Ever since then, she has become one of the most versatile players in the country.
Jensen currently leads the nation in double doubles with seven on the season. She is in the top 10 in the country for rebounds and ranks in the top 100 for scoring as well. Not to mention she won GWC player of the year last year and is on pace to repeat.
How did she get so versatile?
“My junior year I got moved to the four and figured out I could rebound,” Jensen said. “I was like, ‘oh my gosh I can rebound now.’ I didn’t even start playing that position until my junior year of high school.”
A couple weeks ago, during an interview with Jensen before embarking on a road trip to the Midwest, a UVU reporter was struggling to clear space on his phone to record the interview. Jensen gave the reporter a hard time, recommending a bigger phone for interviews. In an attempt to stall, the reporter asked Jensen what she was doing after practice. She told the reporter she did homework every night until about 10 p.m.

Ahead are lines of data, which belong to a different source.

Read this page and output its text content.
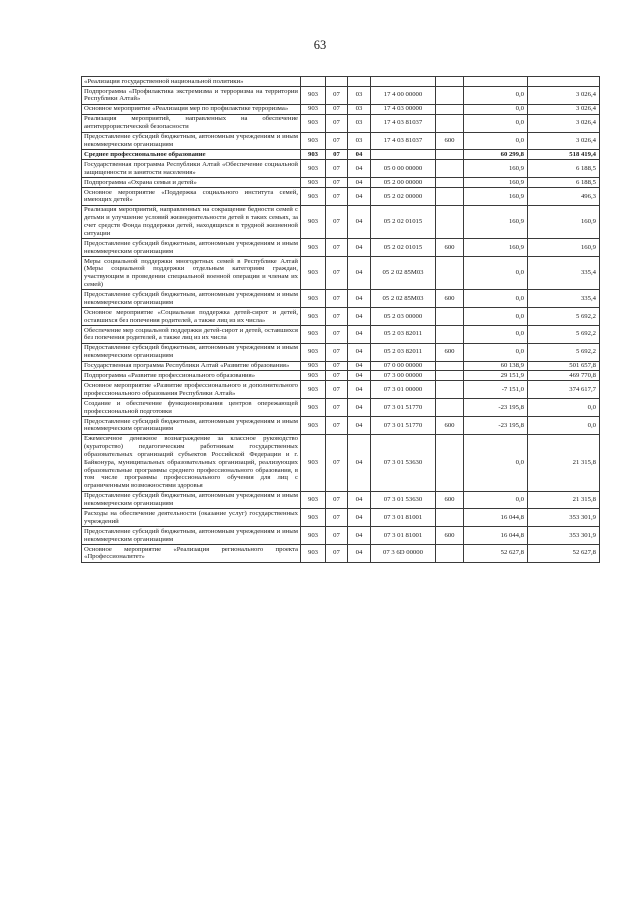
63
«Реализация государственной национальной политики»							
Подпрограмма «Профилактика экстремизма и терроризма на территории Республики Алтай»	903	07	03	17 4 00 00000		0,0	3 026,4
Основное мероприятие «Реализация мер по профилактике терроризма»	903	07	03	17 4 03 00000		0,0	3 026,4
Реализация мероприятий, направленных на обеспечение антитеррористической безопасности	903	07	03	17 4 03 81037		0,0	3 026,4
Предоставление субсидий бюджетным, автономным учреждениям и иным некоммерческим организациям	903	07	03	17 4 03 81037	600	0,0	3 026,4
Среднее профессиональное образование	903	07	04			60 299,8	518 419,4
Государственная программа Республики Алтай «Обеспечение социальной защищенности и занятости населения»	903	07	04	05 0 00 00000		160,9	6 188,5
Подпрограмма «Охрана семьи и детей»	903	07	04	05 2 00 00000		160,9	6 188,5
Основное мероприятие «Поддержка социального института семей, имеющих детей»	903	07	04	05 2 02 00000		160,9	496,3
Реализация мероприятий, направленных на сокращение бедности семей с детьми и улучшение условий жизнедеятельности детей в таких семьях, за счет средств Фонда поддержки детей, находящихся в трудной жизненной ситуации	903	07	04	05 2 02 01015		160,9	160,9
Предоставление субсидий бюджетным, автономным учреждениям и иным некоммерческим организациям	903	07	04	05 2 02 01015	600	160,9	160,9
Меры социальной поддержки многодетных семей в Республике Алтай (Меры социальной поддержки отдельным категориям граждан, участвующим в проведении специальной военной операции и членам их семей)	903	07	04	05 2 02 85M03		0,0	335,4
Предоставление субсидий бюджетным, автономным учреждениям и иным некоммерческим организациям	903	07	04	05 2 02 85M03	600	0,0	335,4
Основное мероприятие «Социальная поддержка детей-сирот и детей, оставшихся без попечения родителей, а также лиц из их числа»	903	07	04	05 2 03 00000		0,0	5 692,2
Обеспечение мер социальной поддержки детей-сирот и детей, оставшихся без попечения родителей, а также лиц из их числа	903	07	04	05 2 03 82011		0,0	5 692,2
Предоставление субсидий бюджетным, автономным учреждениям и иным некоммерческим организациям	903	07	04	05 2 03 82011	600	0,0	5 692,2
Государственная программа Республики Алтай «Развитие образования»	903	07	04	07 0 00 00000		60 138,9	501 657,8
Подпрограмма «Развитие профессионального образования»	903	07	04	07 3 00 00000		29 151,9	469 770,8
Основное мероприятие «Развитие профессионального и дополнительного профессионального образования Республики Алтай»	903	07	04	07 3 01 00000		-7 151,0	374 617,7
Создание и обеспечение функционирования центров опережающей профессиональной подготовки	903	07	04	07 3 01 51770		-23 195,8	0,0
Предоставление субсидий бюджетным, автономным учреждениям и иным некоммерческим организациям	903	07	04	07 3 01 51770	600	-23 195,8	0,0
Ежемесячное денежное вознаграждение за классное руководство (кураторство) педагогическим работникам государственных образовательных организаций субъектов Российской Федерации и г. Байконура, муниципальных образовательных организаций, реализующих образовательные программы среднего профессионального образования, в том числе программы профессионального обучения для лиц с ограниченными возможностями здоровья	903	07	04	07 3 01 53630		0,0	21 315,8
Предоставление субсидий бюджетным, автономным учреждениям и иным некоммерческим организациям	903	07	04	07 3 01 53630	600	0,0	21 315,8
Расходы на обеспечение деятельности (оказание услуг) государственных учреждений	903	07	04	07 3 01 81001		16 044,8	353 301,9
Предоставление субсидий бюджетным, автономным учреждениям и иным некоммерческим организациям	903	07	04	07 3 01 81001	600	16 044,8	353 301,9
Основное мероприятие «Реализация регионального проекта «Профессионалитет»	903	07	04	07 3 6D 00000		52 627,8	52 627,8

So, does Jensen still do homework every night?
“Oh yeah,” Jensen said laughing. “I still do that.”
Most people think that being a collegiate athlete is all fun and games. Jensen tells a different story.
“It’s a lot of studying,” said Jensen who majors in pre-med and biology. “You are just busy constantly. You’re in practice, you’re watching film or doing homework or going to class. You’re just always busy.”
That doesn’t leave much time for being social.
“We don’t have a social life,” Jensen said. “We are each other’s social life.”
College basketball players do have some down time however.
“Normally we [other players on the team] will just chill on the couch,” Jensen said. “We are so tired from the day. We don’t even have a spare hour.”
With only one year of eligibility left before she hits the books hard in an attempt for a medical degree, she wants to play hard and enjoy her final season.
“Playing basketball is fun,” Jensen said. “It’s my last year and I don’t want to have any regrets obviously because I can’t come back.”
Versatile is something that Jensen has always been, and from the looks of it, probably will be forever.